Gently bang the baking trays on a work surface to smooth out the macarons and displace any air bubbles.
Leave the trays for about 20 minutes (depending on the room temperature and humidity), allowing the macarons to dry. When tacky (no longer sticky) put them in the oven, and bake for 7 minutes, then turn the oven temperature down to 150 degrees C / 130 degrees C fan and bake for a further 5 minutes. The macarons are cooked when they peel away from the baking parchment.
Leave to cool, then remove from the parchment.
Here are two fillings to choose from:
150 g dark chocolate, broken into chunks
150 g double cream
1 tablespoon light muscovado sugar
Pinch of Maldon sea salt
Put the chocolate in a small heatproof bowl.
Place the cream and sugar in a small saucepan and place on a low heat. When the cream comes to the boil (but not yet boiling) remove from the heat and pour over the chocolate. Stir with spatula until the chocolate has melted and then add the salt (to taste).
Pour the ganache into a small piping bag and allow to cool to room temperature.
When cool and thickened, pipe onto half of the macarons, then top with the second macaron. Don’t allow the ganache to go cold or it will be too hard to pipe.
Mascarpone cream & fruit curd
Add icing sugar and vanilla paste (optional) to mascarpone cream, to taste, then transfer to a piping bag. Cut a small hole in the tip, then pipe onto the macaron base in a circle, leaving a centre spot for a dot of your favourite fruit curd or jam. Top with the second macaron.
Carefully place the macarons in a plastic container suitable for freezing, separating with sheets of baking parchment and bubble wrap. Freeze for 24 hours or up to 1 month, to allow the macarons to ‘mature’. Defrost in the fridge.
I usually freeze the shells without the filling, and then fill the frozen shells and leave in the fridge until ready to serve. I have, however, frozen the ‘complete’ macarons using the chocolate ganache and they survived with no ill effects.
These macarons were stuck to a polystyrene cone. I coated the cone with melted dark chocolate, then dabbed a little more chocolate on each macaron and built up the tower.
Oops! What went wrong?
The colour is ‘wet looking’ (see image with the miniature rose): don’t add flavours to the macarons, add it to the filling instead.

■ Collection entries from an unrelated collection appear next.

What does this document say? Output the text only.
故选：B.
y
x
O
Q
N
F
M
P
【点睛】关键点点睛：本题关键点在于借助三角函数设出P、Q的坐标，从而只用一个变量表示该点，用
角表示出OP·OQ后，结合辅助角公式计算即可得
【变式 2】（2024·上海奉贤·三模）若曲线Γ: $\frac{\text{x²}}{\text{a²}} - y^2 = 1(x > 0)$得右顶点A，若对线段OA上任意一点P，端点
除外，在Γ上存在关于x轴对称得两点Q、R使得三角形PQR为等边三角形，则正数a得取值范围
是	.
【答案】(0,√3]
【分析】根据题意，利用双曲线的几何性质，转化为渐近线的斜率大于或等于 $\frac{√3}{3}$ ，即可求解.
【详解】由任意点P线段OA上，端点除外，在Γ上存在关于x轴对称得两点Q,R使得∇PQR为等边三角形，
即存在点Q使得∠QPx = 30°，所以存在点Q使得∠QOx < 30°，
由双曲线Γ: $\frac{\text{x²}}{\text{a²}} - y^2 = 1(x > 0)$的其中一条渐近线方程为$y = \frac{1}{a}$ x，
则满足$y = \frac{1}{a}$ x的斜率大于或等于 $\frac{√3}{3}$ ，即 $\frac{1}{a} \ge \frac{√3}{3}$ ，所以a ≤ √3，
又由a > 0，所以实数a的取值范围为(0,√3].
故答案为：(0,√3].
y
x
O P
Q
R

The macarons are hollow: the macaron mixture needed more folding.
The macarons turned brown: the oven temperature was too high.
No feet: the mix was too loose, or not left to dry sufficiently, or maybe even left for too long (who knows, but I think I made that mistake last time?!). The macarons take longer to dry in humid or wet weather. Make sure they are tacky (not sticky – test with your finger) when they are baked.
Too pale: not enough food colouring was added (it tends to bleach out during baking).
Nipples: the mix was not folded enough (too stiff).
Burnt on the base or uneven: the oven is heating from the bottom or is uneven.